The Biden administra­tion announced Friday it will hit Russia with hundreds of new sanctions after the death of dissident Alexei Navalny, but experts say they appear unlikely to curb the billions of dollars in energy revenue that have financed President Vladimir Putin’s war in Ukraine.

The United States will impose more than 500 new sanctions on Russian companies, individual­s and firms in other countries that supply Russia’s military and industrial production, according to a Treasury Department spokeswoma­n. Treasury on Friday said it would also sanction Russia’s largest shipping company, while simultaneo­usly granting most of that company’s fleet an exemption to continue to trade without financial penalties.

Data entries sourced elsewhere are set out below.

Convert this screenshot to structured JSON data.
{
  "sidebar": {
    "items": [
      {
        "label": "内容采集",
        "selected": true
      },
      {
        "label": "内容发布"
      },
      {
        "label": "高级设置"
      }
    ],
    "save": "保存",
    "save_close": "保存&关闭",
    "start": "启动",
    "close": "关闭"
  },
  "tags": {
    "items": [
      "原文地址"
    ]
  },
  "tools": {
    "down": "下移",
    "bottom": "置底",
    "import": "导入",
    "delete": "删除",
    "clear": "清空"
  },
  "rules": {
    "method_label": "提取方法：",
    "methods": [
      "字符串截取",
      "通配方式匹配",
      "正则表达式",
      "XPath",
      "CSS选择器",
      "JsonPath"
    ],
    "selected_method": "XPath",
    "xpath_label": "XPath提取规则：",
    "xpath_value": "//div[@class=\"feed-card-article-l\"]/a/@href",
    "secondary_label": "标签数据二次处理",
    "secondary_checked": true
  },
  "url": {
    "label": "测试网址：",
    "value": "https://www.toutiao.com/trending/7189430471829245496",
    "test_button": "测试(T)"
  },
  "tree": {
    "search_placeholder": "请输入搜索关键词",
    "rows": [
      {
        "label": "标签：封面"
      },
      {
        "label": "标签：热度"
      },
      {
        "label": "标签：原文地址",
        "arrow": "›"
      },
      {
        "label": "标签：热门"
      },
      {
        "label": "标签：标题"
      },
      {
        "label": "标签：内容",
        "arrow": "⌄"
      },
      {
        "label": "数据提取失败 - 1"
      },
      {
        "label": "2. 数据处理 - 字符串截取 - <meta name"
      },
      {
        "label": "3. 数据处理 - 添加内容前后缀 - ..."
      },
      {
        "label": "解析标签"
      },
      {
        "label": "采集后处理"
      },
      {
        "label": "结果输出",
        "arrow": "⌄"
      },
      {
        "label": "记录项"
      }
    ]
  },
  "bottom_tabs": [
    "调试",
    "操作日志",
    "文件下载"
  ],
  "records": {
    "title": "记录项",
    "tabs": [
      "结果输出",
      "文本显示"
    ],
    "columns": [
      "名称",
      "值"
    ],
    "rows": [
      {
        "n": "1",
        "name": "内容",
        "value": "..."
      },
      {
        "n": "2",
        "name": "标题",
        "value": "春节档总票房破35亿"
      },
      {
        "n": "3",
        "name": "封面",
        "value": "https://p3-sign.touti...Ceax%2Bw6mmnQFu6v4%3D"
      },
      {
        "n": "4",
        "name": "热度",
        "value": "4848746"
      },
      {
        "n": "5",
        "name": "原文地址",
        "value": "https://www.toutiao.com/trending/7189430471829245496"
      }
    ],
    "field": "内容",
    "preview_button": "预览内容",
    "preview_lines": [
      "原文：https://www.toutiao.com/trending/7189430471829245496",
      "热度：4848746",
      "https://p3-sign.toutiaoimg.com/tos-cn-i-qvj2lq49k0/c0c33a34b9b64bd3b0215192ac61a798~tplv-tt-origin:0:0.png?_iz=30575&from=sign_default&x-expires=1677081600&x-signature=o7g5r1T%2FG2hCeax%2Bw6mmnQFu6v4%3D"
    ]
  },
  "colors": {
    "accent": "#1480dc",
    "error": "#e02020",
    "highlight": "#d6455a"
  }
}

Energy sales are by far the biggest source of revenue for the Kremlin, but Western allies have been wary of shutting off a crucial source of fuel for the global economy, and Friday’s moves appear to do little to alter that.

The West’s sanctions on Russia, though billed as among the toughest ever, have failed to deter Putin from carrying out the war in Ukraine, and the announceme­nt may raise questions about why the United States had not previously targeted the firms.

Despite the prediction­s of some analysts, Russia’s economy grew by more than 3% last year — faster than the United States — as Moscow spent extensivel­y to support the war effort. Deputy Treasury Secretary Wally Adeyemo told reporters the United States will not seek to lower the price at which Russians can sell oil, under the existing Western “price cap” that requires purchasers to buy Russian oil at a discounted rate or face severe financial penalties.